Протиснуться в щель не составило труда, ранее здесь пробрались лже-царевны с сопровождающими, какой уж труд для подростка и худого, как щепа, Никольского, улица, к счастью, всё так же была темна и пуста, мирно качали ветвями деревья, и всё сущее вокруг, казалось, дремало, прикрыв глаза, и делало вид, что двое мужчин, лошадь и едва стоящий на ногах подросток глухой ночью на улице - это совершенно в порядке вещей.

- Нет, конечно же, я не об этом. Простите… Сейчас, конечно, расспрашивать об этом совершенно не к времени, и вы опять же скажете, что это совершенно меня не касается. Но… сколько ему хотя бы лет? Вы говорили ведь, что на роль моих сестёр взяты преступницы, при чём преступницы, совершившие какое-нибудь значительное злодеяние, за которое их могли и казнить… Неужели этот мальчик - тоже преступник? Но ведь вы же… с ваших слов… вы же не могли взять на такую рискованную роль невинного?

- На лошади-то, чай, сидел, - Черняк легко вознёсся в седло и протянул руки - помочь и Алексею взобраться, - и тут, благо, недалеко…

- Не преступник… в полном смысле, - Никольский снова ненадолго поднял Алексея на руки, подсаживая на лошадь, - но о том не меня спрашивайте, а то подумаете, пожалуй, что неправдоподобно… Ждите через час или около того, надеюсь не задержаться долго.

Всадник - с обильной проседью, несмотря на нестарый ещё возраст, солдат с густой щетиной, явно обещающей стать в дальнейшем бородой, пустил лошадь рысью - быстро нельзя, никакого риска сейчас, но и совсем шагом ползти не следует.

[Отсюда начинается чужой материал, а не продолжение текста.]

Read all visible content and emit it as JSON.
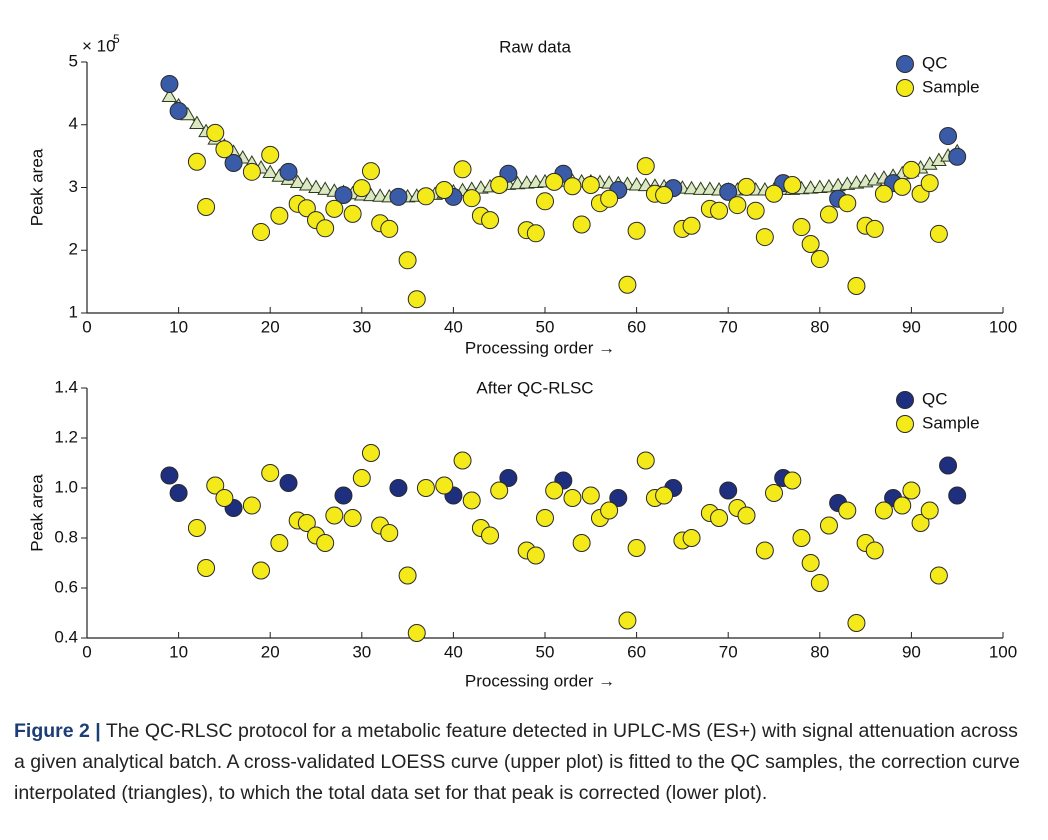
{
  "chart_data": [
    {
      "type": "scatter",
      "title": "Raw data",
      "xlabel": "Processing order →",
      "ylabel": "Peak area",
      "y_multiplier": "× 10",
      "y_multiplier_exponent": "5",
      "xlim": [
        0,
        100
      ],
      "xticks": [
        0,
        10,
        20,
        30,
        40,
        50,
        60,
        70,
        80,
        90,
        100
      ],
      "ylim": [
        1,
        5
      ],
      "yticks": [
        1,
        2,
        3,
        4,
        5
      ],
      "legend": "upper right",
      "series": [
        {
          "marker": "triangle",
          "line": true,
          "color": "#dce8c4",
          "line_color": "#3b5323",
          "x": [
            9,
            10,
            11,
            12,
            13,
            14,
            15,
            16,
            17,
            18,
            19,
            20,
            21,
            22,
            23,
            24,
            25,
            26,
            27,
            28,
            29,
            30,
            31,
            32,
            33,
            34,
            35,
            36,
            37,
            38,
            39,
            40,
            41,
            42,
            43,
            44,
            45,
            46,
            47,
            48,
            49,
            50,
            51,
            52,
            53,
            54,
            55,
            56,
            57,
            58,
            59,
            60,
            61,
            62,
            63,
            64,
            65,
            66,
            67,
            68,
            69,
            70,
            71,
            72,
            73,
            74,
            75,
            76,
            77,
            78,
            79,
            80,
            81,
            82,
            83,
            84,
            85,
            86,
            87,
            88,
            89,
            90,
            91,
            92,
            93,
            94,
            95
          ],
          "values": [
            4.45,
            4.3,
            4.16,
            4.02,
            3.89,
            3.77,
            3.66,
            3.56,
            3.47,
            3.39,
            3.31,
            3.24,
            3.18,
            3.13,
            3.08,
            3.04,
            3.0,
            2.97,
            2.94,
            2.92,
            2.9,
            2.88,
            2.87,
            2.86,
            2.85,
            2.85,
            2.85,
            2.86,
            2.87,
            2.89,
            2.91,
            2.93,
            2.95,
            2.97,
            2.99,
            3.01,
            3.03,
            3.05,
            3.06,
            3.07,
            3.08,
            3.09,
            3.09,
            3.1,
            3.1,
            3.09,
            3.09,
            3.08,
            3.07,
            3.06,
            3.05,
            3.04,
            3.03,
            3.02,
            3.01,
            3.0,
            2.99,
            2.98,
            2.97,
            2.97,
            2.96,
            2.96,
            2.96,
            2.96,
            2.96,
            2.96,
            2.96,
            2.97,
            2.97,
            2.98,
            2.99,
            3.0,
            3.01,
            3.03,
            3.05,
            3.07,
            3.09,
            3.12,
            3.15,
            3.18,
            3.22,
            3.26,
            3.31,
            3.37,
            3.43,
            3.5,
            3.57
          ]
        },
        {
          "name": "QC",
          "marker": "circle",
          "color": "#3a5ba8",
          "x": [
            9,
            10,
            16,
            22,
            28,
            34,
            40,
            46,
            52,
            58,
            64,
            70,
            76,
            82,
            88,
            94,
            95
          ],
          "values": [
            4.65,
            4.22,
            3.39,
            3.25,
            2.88,
            2.85,
            2.85,
            3.22,
            3.22,
            2.96,
            2.99,
            2.93,
            3.07,
            2.82,
            3.07,
            3.82,
            3.49
          ]
        },
        {
          "name": "Sample",
          "marker": "circle",
          "color": "#f4ea1a",
          "x": [
            12,
            13,
            14,
            15,
            18,
            19,
            20,
            21,
            23,
            24,
            25,
            26,
            27,
            29,
            30,
            31,
            32,
            33,
            35,
            36,
            37,
            39,
            41,
            42,
            43,
            44,
            45,
            48,
            49,
            50,
            51,
            53,
            54,
            55,
            56,
            57,
            59,
            60,
            61,
            62,
            63,
            65,
            66,
            68,
            69,
            71,
            72,
            73,
            74,
            75,
            77,
            78,
            79,
            80,
            81,
            83,
            84,
            85,
            86,
            87,
            89,
            90,
            91,
            92,
            93
          ],
          "values": [
            3.41,
            2.69,
            3.87,
            3.61,
            3.25,
            2.29,
            3.52,
            2.55,
            2.74,
            2.67,
            2.48,
            2.35,
            2.66,
            2.58,
            2.99,
            3.26,
            2.43,
            2.34,
            1.84,
            1.22,
            2.86,
            2.96,
            3.29,
            2.83,
            2.55,
            2.48,
            3.04,
            2.32,
            2.27,
            2.78,
            3.09,
            3.02,
            2.41,
            3.04,
            2.75,
            2.82,
            1.45,
            2.31,
            3.34,
            2.9,
            2.88,
            2.34,
            2.39,
            2.66,
            2.63,
            2.72,
            3.01,
            2.63,
            2.21,
            2.9,
            3.04,
            2.37,
            2.1,
            1.86,
            2.57,
            2.75,
            1.43,
            2.39,
            2.34,
            2.9,
            3.01,
            3.28,
            2.9,
            3.07,
            2.26
          ]
        }
      ]
    },
    {
      "type": "scatter",
      "title": "After QC-RLSC",
      "xlabel": "Processing order →",
      "ylabel": "Peak area",
      "xlim": [
        0,
        100
      ],
      "xticks": [
        0,
        10,
        20,
        30,
        40,
        50,
        60,
        70,
        80,
        90,
        100
      ],
      "ylim": [
        0.4,
        1.4
      ],
      "yticks": [
        0.4,
        0.6,
        0.8,
        {
          "value": 1,
          "label": "1.0"
        },
        1.2,
        1.4
      ],
      "legend": "upper right",
      "series": [
        {
          "name": "QC",
          "marker": "circle",
          "color": "#1f2f80",
          "x": [
            9,
            10,
            16,
            22,
            28,
            34,
            40,
            46,
            52,
            58,
            64,
            70,
            76,
            82,
            88,
            94,
            95
          ],
          "values": [
            1.05,
            0.98,
            0.92,
            1.02,
            0.97,
            1.0,
            0.97,
            1.04,
            1.03,
            0.96,
            1.0,
            0.99,
            1.04,
            0.94,
            0.96,
            1.09,
            0.97
          ]
        },
        {
          "name": "Sample",
          "marker": "circle",
          "color": "#f4ea1a",
          "x": [
            12,
            13,
            14,
            15,
            18,
            19,
            20,
            21,
            23,
            24,
            25,
            26,
            27,
            29,
            30,
            31,
            32,
            33,
            35,
            36,
            37,
            39,
            41,
            42,
            43,
            44,
            45,
            48,
            49,
            50,
            51,
            53,
            54,
            55,
            56,
            57,
            59,
            60,
            61,
            62,
            63,
            65,
            66,
            68,
            69,
            71,
            72,
            74,
            75,
            77,
            78,
            79,
            80,
            81,
            83,
            84,
            85,
            86,
            87,
            89,
            90,
            91,
            92,
            93
          ],
          "values": [
            0.84,
            0.68,
            1.01,
            0.96,
            0.93,
            0.67,
            1.06,
            0.78,
            0.87,
            0.86,
            0.81,
            0.78,
            0.89,
            0.88,
            1.04,
            1.14,
            0.85,
            0.82,
            0.65,
            0.42,
            1.0,
            1.01,
            1.11,
            0.95,
            0.84,
            0.81,
            0.99,
            0.75,
            0.73,
            0.88,
            0.99,
            0.96,
            0.78,
            0.97,
            0.88,
            0.91,
            0.47,
            0.76,
            1.11,
            0.96,
            0.97,
            0.79,
            0.8,
            0.9,
            0.88,
            0.92,
            0.89,
            0.75,
            0.98,
            1.03,
            0.8,
            0.7,
            0.62,
            0.85,
            0.91,
            0.46,
            0.78,
            0.75,
            0.91,
            0.93,
            0.99,
            0.86,
            0.91,
            0.65
          ]
        }
      ]
    }
  ],
  "caption": {
    "label": "Figure 2 |",
    "text": "The QC-RLSC protocol for a metabolic feature detected in UPLC-MS (ES+) with signal attenuation across a given analytical batch. A cross-validated LOESS curve (upper plot) is fitted to the QC samples, the correction curve interpolated (triangles), to which the total data set for that peak is corrected (lower plot)."
  }
}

- Не преступник, - проговорил он, одной рукой покрепче перехватывая Алексея под грудь, - но от таких общество тоже защищать надобно бы… Дурачок он с рождения. Только дурачок дурачку рознь. Который просто в носу колупает и посреди дороги срать садится - тот ладно, одна беда с него, что позор родителям и смущение людям. А этот на людей бросается, когда с ним случается затмение, а случается всё чаще. Мать его несчастная сама к Якову Михайловичу обратилась с просьбой забрать сыночка - хоть в тюрьму, хоть в богадельню какую, лишь бы от неё подальше… Это при мне было, мы вдвоём с Яковом Михайловичем парня этого забирали, вдвоём держали, чтоб доктор укол смог сделать - двое мужчин одного мальчишку, так-то… А там одни женщины в доме, дочь старшая - сестра его - синяки показывала, укус страшенный - так не каждая собака кусит… Вторая-то дочь, как замуж вышла, из родительского дома быстренько сбежала, и язык не повернётся её винить, а старшая вот мужа с фронта в материном доме ждёт, думает, как объяснять, что сыночка их больше на свете нет - братец племянничку в колыбели шею, как курёнку, свернул… Им-то теперь облегчение, а Якову Михайловичу по городу весь морфий скупать, видимо, чтоб этого зверя под контролем держать… Уж не знаю, как справятся, по мне так лучше б труп какой нашли… Только вот трупы сейчас всё больше огнестрельные, а оно правда проще объяснить, почему наследник спит всё время - дескать, болями мучается, чем как же это он под надёжной охраной пулю схлопотал…

Если б не держал его красноармеец хоть и одной рукой, да так крепко, будто рука его была куском камня, то несомненно свалился бы Алексей с лошади, такой прошиб его ужас. Что, что он только что услышал! А вместе с ужасом и невыразимый, непредставляемый раньше стыд. Разумеется, это правда, что он не считал свои муки самыми страшными и несправедливыми на свете - по крайней мере, с тех пор, как стал старше и больше узнавал об окружающем мире. Однако скорее это, сейчас он понял, касалось мук физических, муки же душевные действительно владели почти всеми его мыслями. Он спрашивал себя, что может быть ужаснее и невыносимее, чем горе его родителей, терзаемых страхом за него и чувством бессилия, чем быть единственным долгожданным сыном, при том с рождения неизлечимо больным? Вот, это, пожалуй, стократ страшнее.

- С рождения сумасшедший?

- Будто впервые слышишь о таком?

- Нет, конечно, не впервые… Но ведь одно дело такие, как вы сказали, дурачки… Кому Господь не дал разума, однако же не дал и… как может с рождения жить в человеке такое зло?